Cocker spaniel stolen eight years ago is reunited with owners

by · Mail Online

A dog stolen eight years ago has been reunited with its owners.

Daisy, a Cocker Spaniel, was taken from the Mole Valley area of Surrey back in 2016 when she was just a one-year-old.

The black-and-white working gun dog was stolen along with three other dogs when thieves took the pets from the garden kennels they were housed in.

One of the dogs was hit by a car and killed as it tried to escape its captors, two other are yet to be found.

Nearly eight years to the day since Daisy was taken, on Tuesday, October 29, police were told that someone had tried to update her microchip details.

Daisy (pictured), a Cocker Spaniel, was taken from her home by thieves in 2016 and had been missing for eight years
Storm (pictured), a patchy white Patterdale terrier was stolen but police believe she may have died due to her age
Tilly (pictured), a black working cocker spaniel was also taken during the night of the break-in and remains missing

PC Laura Rowley, a rural crime officer at Surrey Police, contacted the microchip company to find out the details of the new owners, who had adopted the spaniel in good faith and did not know she had been stolen.

The new owners handed over Daisy, who is now slightly deaf, and following a three-hour round trip, she was finally handed over to her original owners who she 'recognised immediately'.

There was 'not a dry eye in the house' when Daisy was taken back to her home in Dorking, Surrey Police said. 
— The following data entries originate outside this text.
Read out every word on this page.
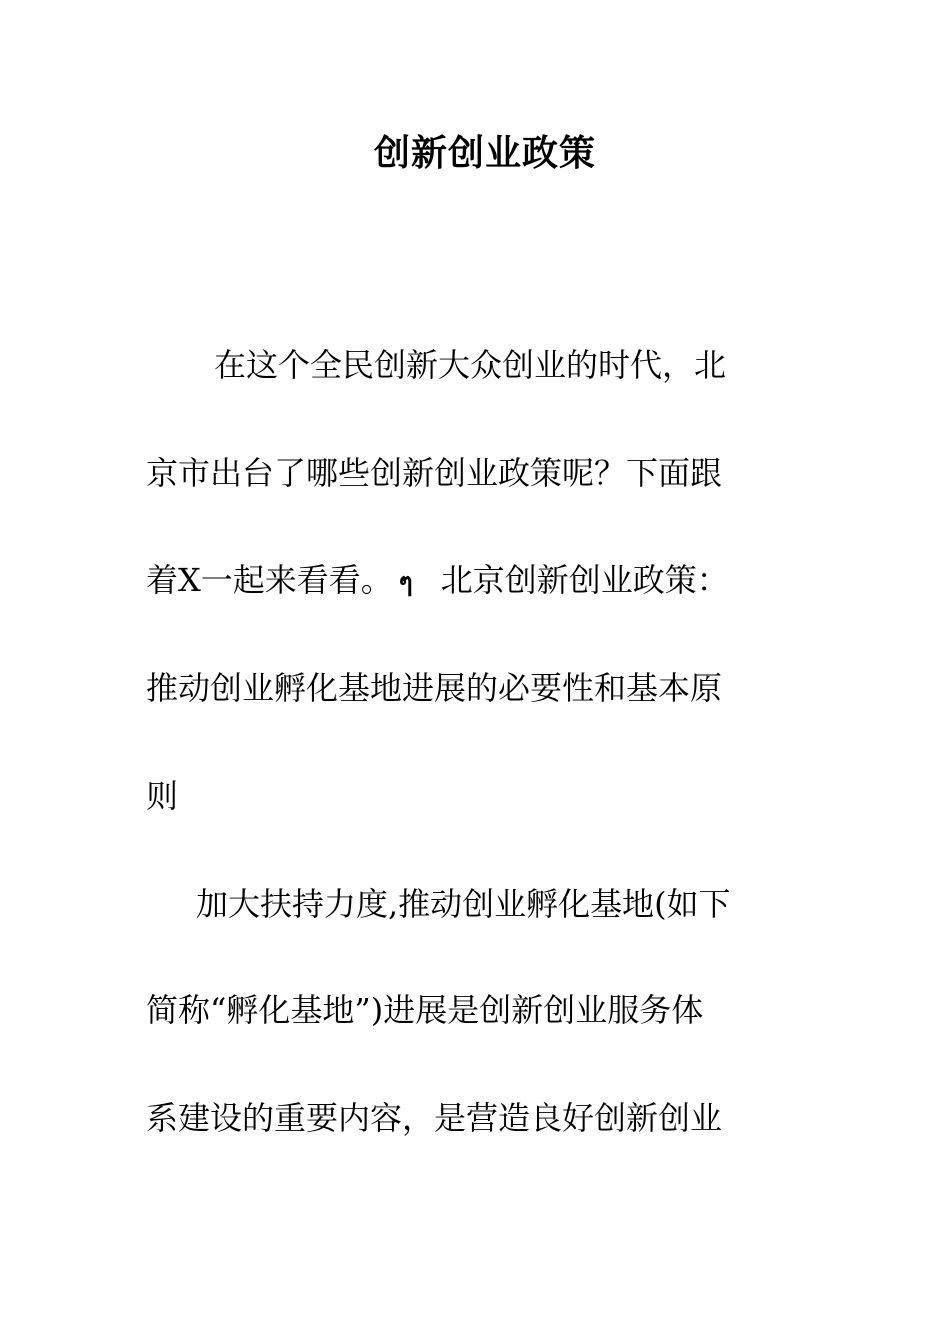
创新创业政策
在这个全民创新大众创业的时代，北
京市出台了哪些创新创业政策呢？下面跟
着X一起来看看。 ๆ 北京创新创业政策：
推动创业孵化基地进展的必要性和基本原
则
加大扶持力度,推动创业孵化基地(如下
简称“孵化基地”)进展是创新创业服务体
系建设的重要内容，是营造良好创新创业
The other dogs - Tilly, a black working cocker spaniel, and Storm, a patchy white Patterdale terrier - remain missing and are believed to be elderly or have possibly died because of their age, police said.
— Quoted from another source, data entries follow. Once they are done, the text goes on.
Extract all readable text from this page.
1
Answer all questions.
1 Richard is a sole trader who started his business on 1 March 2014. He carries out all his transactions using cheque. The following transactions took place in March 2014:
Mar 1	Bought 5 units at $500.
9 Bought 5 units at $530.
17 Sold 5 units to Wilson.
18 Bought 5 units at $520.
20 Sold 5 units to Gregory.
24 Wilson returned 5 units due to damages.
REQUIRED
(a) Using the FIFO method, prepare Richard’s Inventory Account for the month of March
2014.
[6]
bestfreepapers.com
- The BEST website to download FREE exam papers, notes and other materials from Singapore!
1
'However, if you have any information that may be relevant, please contact us quoting PR/45160097926,' a Surrey Police spokesman said. Dog thefts have been on the increase across the UK.

According to police figures, 2,290 dogs were stolen last year - a 6% increase from 2022.

Surrey Police previously said the national increase in demand for dogs and puppies during the Coronavirus pandemic 'also created a gap in the market for dog thieves and illegal breeders'.